Avant 2011, les chercheurs de l’Irmc travaillaient avec les contraintes qui étaient les leurs sans se rendre compte que cela pouvait être différent. L’urbaniste Hind Ben Othmanel’a bien expliqué dans son intervention, le jour où la censure a été levée, les chercheurs se sont sentis responsables de leur citoyenneté, ils ont voulu alors mieux faire connaître leurs travaux. Ce sont leurs perspectives à eux qui ont changé, ainsi que les objets de leur recherche et la manière de les appréhender. Par exemple, Eric Gobe parlait dans son témoignage des avocats en Tunisie, le sujet de cette profession est un objet de recherche qu’il conduisait depuis longtemps. La Révolution est venue bouleverser son objet de recherche de plein fouet et Eric Gobe a dû s’adapter à ce nouveau contexte. Sinon les chercheurs ont tout de même bénéficié d’une plus grande liberté pour aborder certains sujets comme l’homosexualité. Une thématique qui aurait été beaucoup plus difficile à interroger avant 2011. C’est aussi le cas d’autres sujets comme la gouvernance locale, l’urbanité, les décisions de planifications et bien évidemment tous les objets de recherches liés aux sciences politiques.

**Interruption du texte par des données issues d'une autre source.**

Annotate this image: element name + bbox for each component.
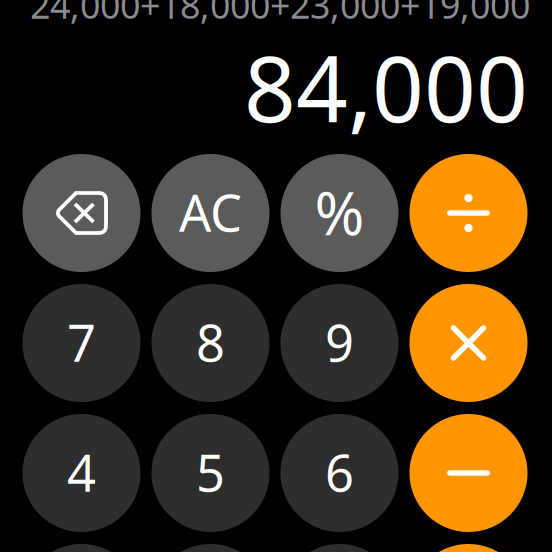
staticText: 7 — [67, 308, 96, 376]
button[interactable]: 7 — [22, 284, 140, 402]
staticText: % — [314, 171, 364, 253]
staticText: 24,000+18,000+23,000+19,000 — [30, 0, 530, 29]
button[interactable]: 6 — [280, 414, 398, 532]
staticText: 6 — [325, 438, 354, 506]
button[interactable]: Multiply — [410, 284, 528, 402]
button[interactable]: 5 — [152, 414, 270, 532]
button[interactable]: 9 — [280, 284, 398, 402]
staticText: 4 — [67, 438, 96, 506]
button[interactable]: 8 — [152, 284, 270, 402]
staticText: 5 — [196, 438, 225, 506]
button[interactable]: % — [280, 154, 398, 272]
button[interactable]: 3 — [280, 544, 398, 552]
button[interactable]: 2 — [152, 544, 270, 552]
button[interactable]: Add — [410, 544, 528, 552]
staticText: 9 — [325, 308, 354, 376]
button[interactable]: Divide — [410, 154, 528, 272]
staticText: AC — [179, 178, 242, 246]
button[interactable]: 4 — [22, 414, 140, 532]
staticText: 84,000 — [244, 25, 528, 149]
staticText: 8 — [196, 308, 225, 376]
button[interactable]: Delete — [22, 154, 140, 272]
button[interactable]: 1 — [22, 544, 140, 552]
button[interactable]: AC — [152, 154, 270, 272]
button[interactable]: Subtract — [410, 414, 528, 532]
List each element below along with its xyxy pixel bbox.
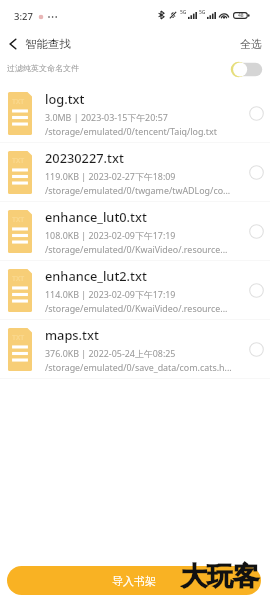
staticText: TXT	[12, 97, 25, 107]
staticText: 大玩客	[181, 560, 259, 593]
staticText: TXT	[12, 215, 25, 225]
staticText: enhance_lut2.txt	[45, 267, 147, 284]
staticText: maps.txt	[45, 326, 99, 343]
staticText: 全选	[240, 37, 262, 51]
staticText: /storage/emulated/0/KwaiVideo/.resource.…	[45, 302, 228, 314]
staticText: 导入书架	[112, 574, 156, 588]
staticText: TXT	[12, 333, 25, 343]
staticText: 114.0KB | 2023-02-09下午17:19	[45, 288, 176, 300]
staticText: 3.0MB | 2023-03-15下午20:57	[45, 111, 168, 123]
button[interactable]: TXT	[0, 202, 270, 261]
staticText: /storage/emulated/0/twgame/twADLog/co...	[45, 184, 231, 196]
staticText: 5G	[180, 9, 187, 16]
other: Back	[9, 38, 17, 50]
staticText: 5G	[199, 9, 206, 16]
button[interactable]: TXT	[0, 320, 270, 379]
staticText: 过滤纯英文命名文件	[7, 63, 79, 73]
staticText: /storage/emulated/0/tencent/Taiq/log.txt	[45, 125, 217, 137]
staticText: /storage/emulated/0/save_data/com.cats.h…	[45, 361, 232, 373]
staticText: 108.0KB | 2023-02-09下午17:19	[45, 229, 176, 241]
button[interactable]: Back	[0, 37, 79, 51]
staticText: log.txt	[45, 90, 85, 107]
staticText: 智能查找	[25, 37, 71, 51]
button[interactable]: 全选	[231, 37, 270, 51]
button[interactable]: TXT	[0, 143, 270, 202]
staticText: 48	[238, 12, 244, 19]
button[interactable]: 导入书架	[7, 566, 261, 595]
staticText: TXT	[12, 156, 25, 166]
button[interactable]: TXT	[0, 261, 270, 320]
staticText: enhance_lut0.txt	[45, 208, 147, 225]
button[interactable]: Toggle English-only filter	[232, 62, 263, 77]
staticText: 119.0KB | 2023-02-27下午18:09	[45, 170, 176, 182]
button[interactable]: TXT	[0, 84, 270, 143]
staticText: TXT	[12, 274, 25, 284]
staticText: 20230227.txt	[45, 149, 124, 166]
staticText: 376.0KB | 2022-05-24上午08:25	[45, 347, 176, 359]
staticText: 3:27	[14, 10, 33, 23]
staticText: /storage/emulated/0/KwaiVideo/.resource.…	[45, 243, 228, 255]
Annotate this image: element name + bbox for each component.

Que reste-t-il aujourd’hui de l’Irmc du premier directeur-fondateur, l’illustre Michel Camau ?

Tout ! On l’a vu à travers ces deux journées de colloque, l’héritage de Michel Camau est vraiment très fort. La filiation scientifique de Camau s’est poursuivie après son départ avec les travaux de Jean Philippe Bras. En tant que juriste, Bras était un collaborateur proche de Camau avant même la fondation de l’Irmc, lorsque, enseignants tous les deux, ils s’étaient beaucoup côtoyés. Vincent Geisser et Eric Gobe, politologues, ont assuré également la continuité de Camau en formant des doctorants, dont Amine Allal et plus récemment Slim Ben Youssef et Leyla Baamara. Sinon, l’autre volet de l’héritage de Michel Camau s’incarne dans le désir de voir l’Irmc intégré dans le paysage tunisien. Cet objectif-là je pense pouvoir dire qu’il est atteint. Notamment par le fait que des enseignants chercheurs de l’université tunisienne puissent obtenir des délégations au sein de l’Institut. Ce qui lui donne un ancrage avec l’université. Par la suite, ces chercheurs demeurent associés à l’Irmc : ce réseau en Tunisie a très bien fonctionné. Assez récemment, je participais à une journée d’études en partenariat avec Beit El Hekma, puisque nos deux institutions travaillent ensemble sur un séminaire à propos de l’alimentation. Moncef Ben Abdeljelil, l’ancien doyen de la faculté des Lettres et des Sciences humaines de Sousse, m’a accueillie en prononçant une phrase qui m’a beaucoup touchée : « L’Irmc est une partie du corps scientifique tunisien ! ».